Monday 9 November 2009

Indiana Jones and the Secret of the Lost Plot


Last weekend I finally got round to watching the latest, and hopefully last, Indiana Jones movie. I bought it off eBay for £2 and afterwards I felt like asking for my money back. It was so bad the better half said we should have watched the X Factor instead. The only good thing in it was Indy, who shows he's a strong character by surviving bad scripting, inept direction and poorly constructed CGI. Harrison Ford plays it right, accepting he's aged, but he struggles whenever he has to spout some of the worst dialogue I've ever heard.

The story was in development hell for ten years, although clearly it never emerged. In the 1950s Russian soldiers defy the Red paranoia to break into a top secret American military base, guarded by three deadmeats, on the eve of an atomic explosion. They're searching for Roswell artefacts that contain important secrets that nobody is studying. Indy is there and after dodging several hundred bullets, for the first and not the last time, he escapes, but not before the Russians steal an alien body.

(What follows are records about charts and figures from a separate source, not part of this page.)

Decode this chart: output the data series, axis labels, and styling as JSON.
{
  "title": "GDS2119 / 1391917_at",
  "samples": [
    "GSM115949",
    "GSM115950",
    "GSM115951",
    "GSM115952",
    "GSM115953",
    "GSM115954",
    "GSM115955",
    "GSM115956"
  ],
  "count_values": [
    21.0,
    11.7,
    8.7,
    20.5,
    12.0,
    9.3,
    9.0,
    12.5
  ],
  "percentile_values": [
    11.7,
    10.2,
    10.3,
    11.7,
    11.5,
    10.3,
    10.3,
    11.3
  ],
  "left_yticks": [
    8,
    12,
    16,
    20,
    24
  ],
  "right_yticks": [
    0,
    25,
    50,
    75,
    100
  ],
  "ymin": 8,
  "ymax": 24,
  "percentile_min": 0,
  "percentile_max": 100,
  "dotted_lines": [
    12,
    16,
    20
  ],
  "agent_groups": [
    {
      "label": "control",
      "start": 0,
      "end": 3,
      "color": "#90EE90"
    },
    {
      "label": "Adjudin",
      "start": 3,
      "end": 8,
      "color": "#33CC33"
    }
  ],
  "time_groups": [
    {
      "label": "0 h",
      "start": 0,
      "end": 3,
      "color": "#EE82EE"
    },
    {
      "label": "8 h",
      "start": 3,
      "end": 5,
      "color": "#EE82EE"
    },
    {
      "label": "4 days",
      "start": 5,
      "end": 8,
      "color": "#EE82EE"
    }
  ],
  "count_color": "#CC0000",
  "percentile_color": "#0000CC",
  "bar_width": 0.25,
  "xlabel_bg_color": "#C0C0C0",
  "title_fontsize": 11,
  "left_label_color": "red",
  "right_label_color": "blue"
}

Then an atom bomb explodes fifty yards away and Indy survives by hiding in a fridge. This has been reviled as being the worst adventure idea ever, and it is, summing up everything that's wrong with this film. It replaces proper story-telling with CGI and says nothing matters any more, not the characters, not the story. Instead the makers work out what they can do with CGI and the story and characters follow on behind, no matter how implausible it appears or how unlikely it is that the person would act that way.

After surviving the bomb, Indy visits exotic locations with side-kick Mutt, who arrives on a bike Brando style, but who is so lacking in attitude if someone asked him what he was rebelling against he'd mumble, what's a rebel? They wander around unconvincing old places firing brain-numbing dialogue at each other about crystal skulls and lost cities in the hope they'll convince us something important is going on. They fail. Indy doesn't care about the skulls. Previously he cared about the Ark and the kids and the Holy Grail. Here he just goes on a quest because he has nothing better to do. As he doesn't care, neither did I.

Worse, the story is interrupted by tedious action set-pieces, all with the same rhythm: machine gun-toting Russians surround Indy. He runs away on a dodgy pretext. The baddies fire enough slugs to massacre a continent. Indy survives by running quickly, then defeats a random peril of the kind that are used to cheer up dull sections of computer games. Then he's recaptured, but they don't kill him, and we start again. Eventually a group forms that's so large there's not enough dialogue and scenes to go round, making it impossible to care about anybody: There's Cate Blanchett's bad but unthreatening Russian with a weird haircut and weird accent. Ray Winstone with an even weirder accent playing the worst character of a double-treble-quadruple-oh who cares agent. John Hurt spouts gibberish because he's gone insane, although it's hard to tell as everyone's dialogue is gibberish. Most annoyingly Karen Allen reprises her earlier role, although it's a token revisit as her character is completely different. And there's several dozen stunt henchmen who exist only to get killed.

They embark on an interminable chase in which CGI saps the life out of every scene and proves it'll never replace properly constructed action sequences. The earlier films provided action masterclasses. They set up a nail-biting peril, added in a bigger problem, a ticking clock and a side-kick needing rescuing. And when it looks as if Indy might survive, they hit him with an enormous danger. There's nothing like that here, just lots of confusing scrabbling around where the CGI can do anything so everyone acts like they're indestructible. And it's poor CGI too.

Mutt flies through the trees on vines and catches up with speeding cars. Waterfalls and cliffs appear as the geography morphs to fit whatever is needed to carry on the chase. There's a car swordfight, which is a nice idea, except the poor effects make it look unreal. The worst bit is where for no good reason the baddies scale down a cliff before for no good reason Karen drives a car off that cliff. Her action is suicidal, but a fortuitously placed tree saves her then springs back up to knock off the bad guys. All right, this is supposed to be fun, but the characters have to act believably or why should we care? Spectacular contrived action is no substitute for real tension.

The chase culminates in a pointless ending in which the makers clearly thought up some visuals then stood the characters before them. The revelation has been derided, but that didn't bother me. It was after all flagged up in act one, scene one and about fifty times afterwards. It's the lack of excitement and conflict resolution that annoys me. The story peters out as if everyone has had enough. In a climax to an action story everything must be at stake in the final showdown, except there's no final showdown, just some nonsense in which the nasty people die, through nothing Indy does, and the good people live, through nothing Indy does.

The film's sad failure could be summed up by the moment when early on a box opens in the top-secret unguarded military base. The Ark appears. Nobody notices. In a good film this would be a great moment. In a bad film this is a desecration. The only good thing that could possibly come out of this turkey is that its utter failure on every level convinces everyone involved not to do another film.

Sadly, this film was so bad I reckon I'll have to watch it again just to prove it wasn't a bad dream.